The field mapping takes place on the Feeds configuration interface at /admin/structure/feeds
. Start by adding a feed type. Fill the basic information as you see fit. The key part is to set the Fetcher to Download from url and the parser to JsonPath.
Because the target for the JSON data is my newly created content type, the processor is set to Node and my content type is Summit speaker. The rest of the settings are really up to your individual use-case. Because my event was already over, I only needed a one-time download, but you might want to set a regular import period or whatever.
The Mapping tab is where you determine how the data gets pulled into your fields. The Context field (based on my extensive Googling to figure out the right thing to do) is what trips most people up. I think it’s just how the JsonPath syntax works but there’s a tool for that!
You can plug your JSON file into the JSONPath Online Evaluator and try to work out what you want to put in there. For me it was simply $.*
because I wanted to parse the whole thing.
After you select a target field (on your content type), you will need to specify the source (i.e. where from the JSON the value should come from). Pick New Json source…, which will give you a free form text field. Enter the key value on the JSON you want the data to come from.
In my case, I would put in fullName
for the value I wanted mapped to my Summit speaker content type’s title field. And so on, and so forth.
For fields that were in an array, like the sessions
field, the mapping value is a bit more complicated. It’s more JsonPath syntax is what I think. But for my sessionName source, the value I used to make things work was sessions[*].name
, I validated it using the JsonPath tool thingy.
The long and short of it is that this seems to be the syntax that works for importing values into a Drupal field that takes in multiple values.
The place to define the source of your JSON is configured at /admin/content/feed. You need to add a new feed. The options will depend on what feed types you have created so far. Select the feed type you want, and you will need to label it with a title and the key here is the Feed URL, which is the URL where your JSON can be accessed.
If everything goes well, smash that Save and import button and you should see a status message informing you of your success or failure. The complication for my use-case is my use of the entity reference field to a Summit talk content type.
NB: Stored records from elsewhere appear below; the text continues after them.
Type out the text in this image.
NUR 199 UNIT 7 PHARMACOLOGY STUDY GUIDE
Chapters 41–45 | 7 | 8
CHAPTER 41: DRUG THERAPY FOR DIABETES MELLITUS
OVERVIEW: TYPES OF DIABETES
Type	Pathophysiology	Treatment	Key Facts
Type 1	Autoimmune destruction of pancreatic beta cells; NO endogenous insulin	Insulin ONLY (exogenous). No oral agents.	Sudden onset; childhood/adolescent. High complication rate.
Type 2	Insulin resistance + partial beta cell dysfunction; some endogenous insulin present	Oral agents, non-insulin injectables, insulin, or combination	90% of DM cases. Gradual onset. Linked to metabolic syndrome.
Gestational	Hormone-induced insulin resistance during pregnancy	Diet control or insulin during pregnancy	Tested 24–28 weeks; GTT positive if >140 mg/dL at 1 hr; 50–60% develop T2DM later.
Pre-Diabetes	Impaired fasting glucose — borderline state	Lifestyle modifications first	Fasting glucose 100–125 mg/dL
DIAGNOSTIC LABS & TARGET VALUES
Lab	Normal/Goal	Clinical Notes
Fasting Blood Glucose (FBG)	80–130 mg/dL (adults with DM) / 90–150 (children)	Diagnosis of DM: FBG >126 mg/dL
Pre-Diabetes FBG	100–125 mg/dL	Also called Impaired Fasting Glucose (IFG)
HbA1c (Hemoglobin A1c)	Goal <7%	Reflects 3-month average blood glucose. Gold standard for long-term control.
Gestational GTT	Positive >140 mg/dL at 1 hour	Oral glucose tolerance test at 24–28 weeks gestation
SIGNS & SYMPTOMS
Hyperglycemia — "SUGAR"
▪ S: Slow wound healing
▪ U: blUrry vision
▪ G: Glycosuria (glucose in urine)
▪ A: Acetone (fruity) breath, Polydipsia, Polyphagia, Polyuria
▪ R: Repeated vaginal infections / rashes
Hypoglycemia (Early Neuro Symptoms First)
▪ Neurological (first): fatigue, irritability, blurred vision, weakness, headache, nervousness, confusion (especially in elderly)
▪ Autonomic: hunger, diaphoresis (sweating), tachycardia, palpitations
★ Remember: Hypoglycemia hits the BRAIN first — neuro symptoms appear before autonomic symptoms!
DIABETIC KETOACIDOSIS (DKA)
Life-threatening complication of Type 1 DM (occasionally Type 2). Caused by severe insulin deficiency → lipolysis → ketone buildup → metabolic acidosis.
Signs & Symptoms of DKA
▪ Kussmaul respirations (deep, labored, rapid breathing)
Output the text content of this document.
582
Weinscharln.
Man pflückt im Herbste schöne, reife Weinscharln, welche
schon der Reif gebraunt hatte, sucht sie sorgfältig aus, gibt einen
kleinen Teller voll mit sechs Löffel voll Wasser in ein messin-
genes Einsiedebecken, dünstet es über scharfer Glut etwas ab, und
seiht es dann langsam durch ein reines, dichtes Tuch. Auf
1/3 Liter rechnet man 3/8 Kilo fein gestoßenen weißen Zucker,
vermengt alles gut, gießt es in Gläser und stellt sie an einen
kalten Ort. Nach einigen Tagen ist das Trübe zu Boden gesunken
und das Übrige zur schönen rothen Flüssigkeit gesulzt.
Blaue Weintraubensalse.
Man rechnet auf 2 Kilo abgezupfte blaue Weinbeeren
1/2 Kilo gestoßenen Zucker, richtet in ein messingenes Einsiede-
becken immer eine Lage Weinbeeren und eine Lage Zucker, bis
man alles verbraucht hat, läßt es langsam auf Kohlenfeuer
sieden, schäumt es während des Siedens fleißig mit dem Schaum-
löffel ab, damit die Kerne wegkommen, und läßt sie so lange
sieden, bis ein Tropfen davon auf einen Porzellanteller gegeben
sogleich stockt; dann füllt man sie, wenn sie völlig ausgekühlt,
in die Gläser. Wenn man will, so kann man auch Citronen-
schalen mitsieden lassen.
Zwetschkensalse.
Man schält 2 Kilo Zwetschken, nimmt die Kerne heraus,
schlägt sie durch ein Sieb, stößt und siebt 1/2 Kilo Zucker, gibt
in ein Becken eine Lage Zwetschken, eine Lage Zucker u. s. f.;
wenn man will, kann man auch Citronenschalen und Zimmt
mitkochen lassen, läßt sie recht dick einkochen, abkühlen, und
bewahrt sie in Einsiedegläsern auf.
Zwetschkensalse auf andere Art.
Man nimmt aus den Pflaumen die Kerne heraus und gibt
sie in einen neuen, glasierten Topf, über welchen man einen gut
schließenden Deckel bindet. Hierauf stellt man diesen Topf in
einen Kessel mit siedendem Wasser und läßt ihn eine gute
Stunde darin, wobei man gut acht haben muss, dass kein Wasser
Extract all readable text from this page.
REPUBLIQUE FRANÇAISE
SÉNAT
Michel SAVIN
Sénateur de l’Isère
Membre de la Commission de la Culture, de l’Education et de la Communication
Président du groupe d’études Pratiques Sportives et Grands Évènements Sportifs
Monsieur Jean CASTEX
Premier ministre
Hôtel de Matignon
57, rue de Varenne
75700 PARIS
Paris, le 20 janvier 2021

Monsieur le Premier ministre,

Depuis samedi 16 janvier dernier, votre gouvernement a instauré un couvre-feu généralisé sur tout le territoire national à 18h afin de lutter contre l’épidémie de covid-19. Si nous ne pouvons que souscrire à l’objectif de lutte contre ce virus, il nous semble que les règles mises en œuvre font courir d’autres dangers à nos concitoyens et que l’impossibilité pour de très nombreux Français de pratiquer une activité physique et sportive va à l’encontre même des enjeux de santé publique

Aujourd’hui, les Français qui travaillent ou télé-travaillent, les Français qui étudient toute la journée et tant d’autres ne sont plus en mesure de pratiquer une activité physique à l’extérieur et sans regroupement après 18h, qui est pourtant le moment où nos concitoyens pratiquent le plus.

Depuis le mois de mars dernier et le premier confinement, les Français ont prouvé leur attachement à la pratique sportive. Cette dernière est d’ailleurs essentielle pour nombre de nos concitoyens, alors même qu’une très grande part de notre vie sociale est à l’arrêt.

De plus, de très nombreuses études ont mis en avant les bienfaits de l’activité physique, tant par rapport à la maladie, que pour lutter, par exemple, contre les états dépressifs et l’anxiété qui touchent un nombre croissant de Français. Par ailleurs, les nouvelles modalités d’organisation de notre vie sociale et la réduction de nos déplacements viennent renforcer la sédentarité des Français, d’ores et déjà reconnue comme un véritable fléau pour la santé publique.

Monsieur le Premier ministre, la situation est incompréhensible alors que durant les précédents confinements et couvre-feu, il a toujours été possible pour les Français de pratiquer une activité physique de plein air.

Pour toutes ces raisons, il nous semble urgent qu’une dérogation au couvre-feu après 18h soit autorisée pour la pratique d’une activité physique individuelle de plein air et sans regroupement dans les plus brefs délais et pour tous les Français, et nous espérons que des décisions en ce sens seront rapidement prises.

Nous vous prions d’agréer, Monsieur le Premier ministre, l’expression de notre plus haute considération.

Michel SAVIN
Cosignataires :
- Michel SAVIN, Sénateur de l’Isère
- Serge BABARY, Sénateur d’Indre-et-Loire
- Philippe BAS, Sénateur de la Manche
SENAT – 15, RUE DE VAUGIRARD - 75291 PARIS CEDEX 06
Luckily, the import won’t fail entirely even if the entity reference field cannot find the entity it wants to reference. The sessions field for now will just be empty. After all the talks have been imported, re-run the feed import and (hopefully), your content nodes will update accordingly.
Check your settings on the Feed type under Processor settings to make sure you have set behaviour to Update existing content items.
Wrapping up
I think that’s it? I mean, it took me quite a bit of time and effort to get the steps distilled to what you’ve just read. I even ran into Drupal 101: What I learnt from hours of troubleshooting Feeds which I had written in back in 2015.
And no, sadly it did not help me one bit because that import was in CSV. JSON was a whole new bunch of hours spent troubleshooting. But what can I say? It pays the bills. It pays the bills. It pays the bills. 💵
Top comments (1)
Thank you for an interesting article and the guidance you shared on wrestling with JSON feeds, Chen.
I had a look at Drupal several years ago when I started out with my research on secure, reliable PHP workhorses. Look, from what I could gather, Drupal was/is quite "solid" in most areas, but it was too clunky for a single dev to maintain larger CMS systems as I had in mind. WordPress, although well established, was a no-go for me due to the many security issues with packages and unreliable third-party add-ons as I discovered during my searches back in 2019. Laravel seemed a good fit, and by the looks of it, is becoming quite the "Composer" in the PHP framework arena.
The principle of working with large JSON data sets as per your requirement is what caught my attention though, and is a valuable guideline for similar frameworks like Laravel, IMO.